The COVID-19 pandemic has changed the way we live, work, eat as well as travel. At the time when the pandemic was at its peak globally, the travel industry suffered a major blow as people practically stopped travelling for months to follow quarantine, isolation and social distancing. Now as the travel restrictions are being lifted, the movement has started, however, things are not and will perhaps never be the same again.
COVID-19 is not the first pandemic that we have suffered and neither will it be the last. The devastating effect that it has had on the global economy has made the people as well as the businesses more conscious about safety and hygiene. At such a time, the travel industry which was already taking baby-steps towards sustainability has an opportunity to take a plunge towards it. Sustainable travel is no more one of the option. It is the only option.
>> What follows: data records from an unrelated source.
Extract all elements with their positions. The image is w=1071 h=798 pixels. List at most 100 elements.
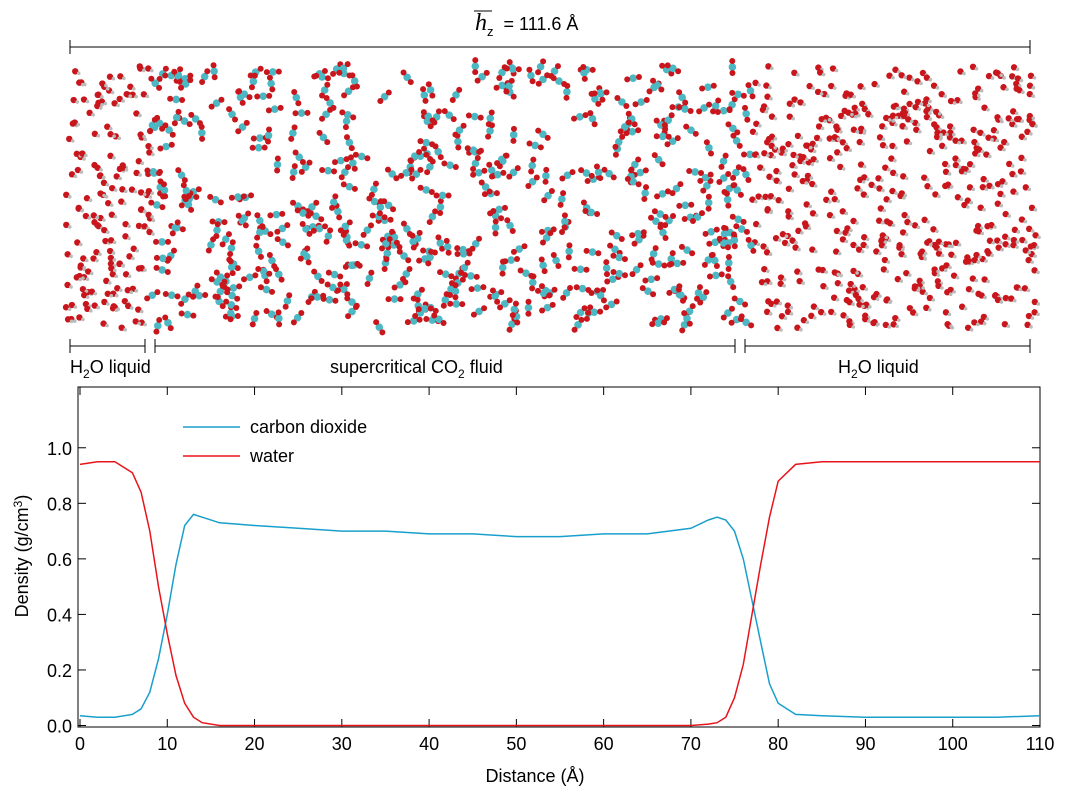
carbon (704, 83, 712, 91)
oxygen (729, 70, 735, 76)
oxygen (618, 128, 624, 134)
hydrogen (991, 186, 995, 190)
hydrogen (862, 180, 866, 184)
oxygen (456, 87, 462, 93)
oxygen (725, 121, 731, 127)
carbon (439, 192, 447, 200)
oxygen (550, 302, 556, 308)
oxygen (669, 104, 675, 110)
oxygen (389, 229, 395, 235)
hydrogen (104, 102, 108, 106)
hydrogen (114, 215, 118, 219)
hydrogen (1036, 313, 1040, 317)
hydrogen (1032, 116, 1036, 120)
hydrogen (972, 188, 976, 192)
carbon (159, 255, 167, 263)
carbon (168, 291, 176, 299)
oxygen (490, 208, 496, 214)
hydrogen (963, 141, 967, 145)
hydrogen (984, 259, 988, 263)
oxygen (325, 281, 331, 287)
hydrogen (127, 237, 131, 241)
hydrogen (76, 123, 80, 127)
oxygen (592, 90, 598, 96)
oxygen (354, 261, 360, 267)
oxygen (717, 236, 723, 242)
x-tick-label: 60 (594, 734, 614, 754)
oxygen (461, 123, 467, 129)
carbon (337, 157, 345, 165)
oxygen (511, 249, 517, 255)
hydrogen (884, 127, 888, 131)
oxygen (567, 285, 573, 291)
hydrogen (791, 189, 795, 193)
hydrogen (981, 150, 985, 154)
oxygen (253, 243, 259, 249)
oxygen (427, 219, 433, 225)
hydrogen (150, 215, 154, 219)
oxygen (220, 283, 226, 289)
oxygen (364, 243, 370, 249)
hydrogen (926, 178, 930, 182)
hydrogen (1024, 137, 1028, 141)
oxygen (177, 66, 183, 72)
oxygen (479, 179, 485, 185)
oxygen (476, 236, 482, 242)
hydrogen (908, 273, 912, 277)
length-subscript: z (487, 24, 494, 39)
x-tick-label: 90 (855, 734, 875, 754)
carbon (250, 78, 258, 86)
carbon (422, 186, 430, 194)
hydrogen (985, 179, 989, 183)
oxygen (254, 212, 260, 218)
oxygen (435, 234, 441, 240)
oxygen (423, 152, 429, 158)
carbon (149, 168, 157, 176)
oxygen (706, 206, 712, 212)
hydrogen (1016, 68, 1020, 72)
carbon (427, 86, 435, 94)
hydrogen (1007, 237, 1011, 241)
hydrogen (887, 260, 891, 264)
hydrogen (119, 288, 123, 292)
oxygen (382, 266, 388, 272)
carbon (228, 263, 236, 271)
oxygen (670, 250, 676, 256)
hydrogen (982, 133, 986, 137)
oxygen (489, 109, 495, 115)
oxygen (706, 241, 712, 247)
hydrogen (1014, 174, 1018, 178)
hydrogen (917, 226, 921, 230)
oxygen (494, 85, 500, 91)
oxygen (306, 160, 312, 166)
hydrogen (813, 316, 817, 320)
oxygen (648, 215, 654, 221)
hydrogen (79, 243, 83, 247)
oxygen (298, 256, 304, 262)
oxygen (295, 207, 301, 213)
oxygen (236, 283, 242, 289)
oxygen (646, 88, 652, 94)
hydrogen (888, 239, 892, 243)
hydrogen (99, 168, 103, 172)
oxygen (430, 117, 436, 123)
oxygen (332, 193, 338, 199)
hydrogen (977, 154, 981, 158)
hydrogen (845, 316, 849, 320)
hydrogen (956, 276, 960, 280)
hydrogen (1031, 94, 1035, 98)
hydrogen (839, 130, 843, 134)
hydrogen (113, 258, 117, 262)
oxygen (321, 296, 327, 302)
oxygen (337, 282, 343, 288)
oxygen (168, 325, 174, 331)
oxygen (610, 253, 616, 259)
oxygen (252, 73, 258, 79)
carbon (629, 74, 637, 82)
carbon (721, 230, 729, 238)
oxygen (163, 291, 169, 297)
oxygen (416, 149, 422, 155)
hydrogen (140, 310, 144, 314)
oxygen (682, 216, 688, 222)
hydrogen (1000, 300, 1004, 304)
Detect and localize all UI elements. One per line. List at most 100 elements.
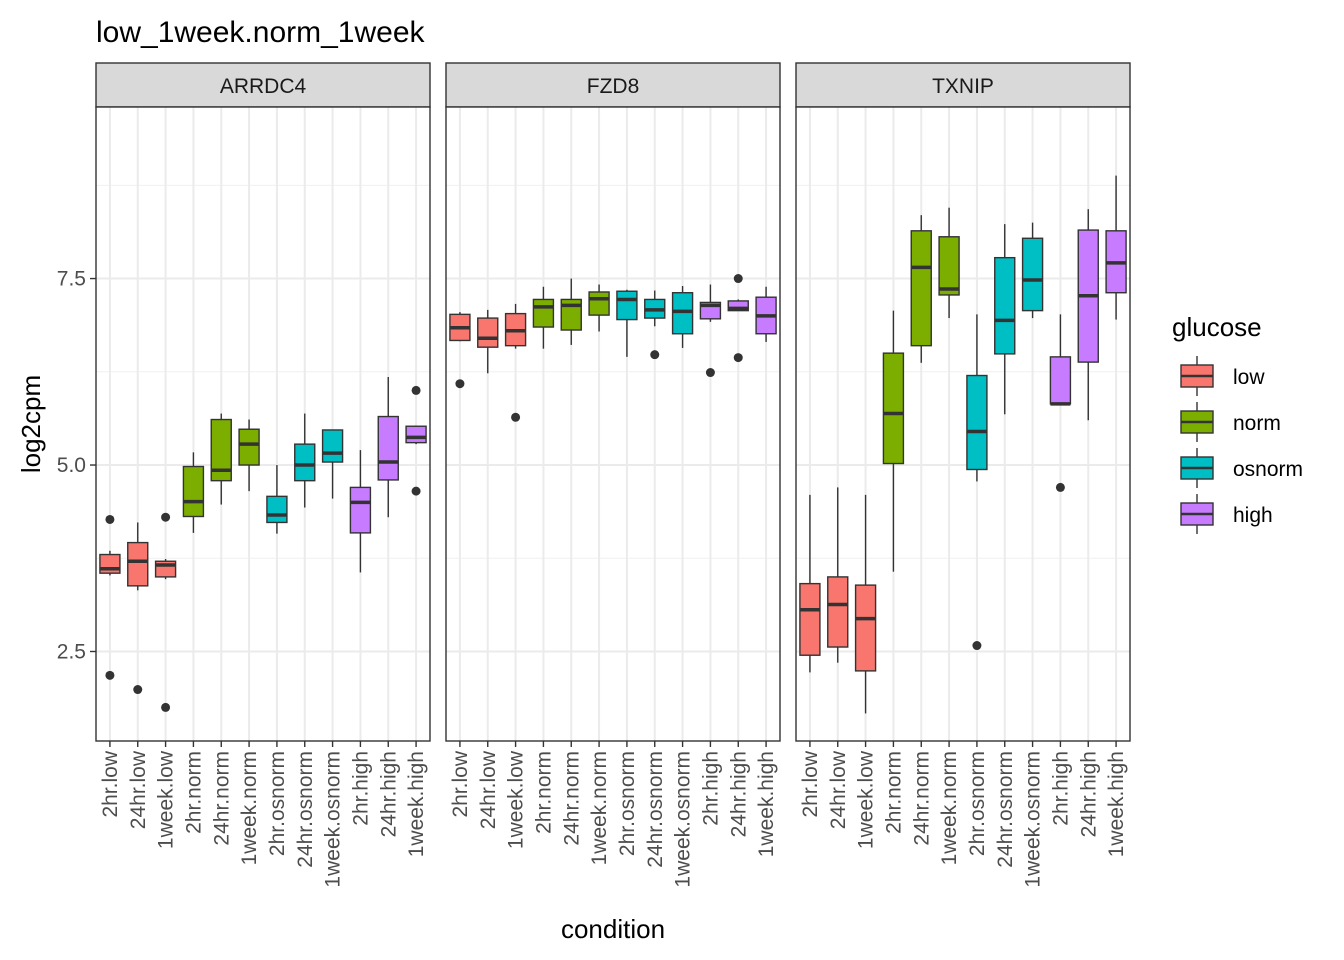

Sustainability in travel is not just about environment conservation or reduced carbon footprint. It has a much broader connotation which includes the social, cultural, economic, and physical aspects of a destination. This makes it imperative for all the stakeholders to work together to imbibe sustainability in the travel and tourism industry.
Travel and tourism have an immense multiplier effect on the economy. Last year, it contributed 9.3 per cent to India’s Gross Domestic Product (GDP) and received 5.9 per cent of total investments. In order to ensure that the travel and tourism industry continues to thrive in the global economy, the governments, as well as the companies, will need to make major structural changes in the way they manage tourists and the infrastructure to facilitate tourism.
How can India promote Sustainable Travel
The type of tourism in India mainly depends upon the economic value of the travel. It is either luxury travel or budget travel. Sustainable travel is adopted by a very small population in the country. While this form of classification is helpful in India where travel is considered to be a luxury by the majority of the population, it takes away the sustainability aspect from it. Such travellers start to put a monetary value to every experience they have on the road disregarding the ecological and social capacity of the destination.
This phenomenon is observed in the Ladakh region in India where despite extreme water scarcity, the luxury travellers demand running showers without understanding the local needs. Or in Andaman and Nicobar Islands where travellers give biscuits and other packaged foods to the indigenous tribal people without considering the repercussions that might have on their health.
Therefore, it is important to place sustainable travel at the top, and define economic classification under the ambit of sustainable travel. Only when every player in the travel ecosystem shows awareness and commitment towards sustainable tourism, does the idea of sustainable tourism become mainstream and not limited to certain pockets of travellers.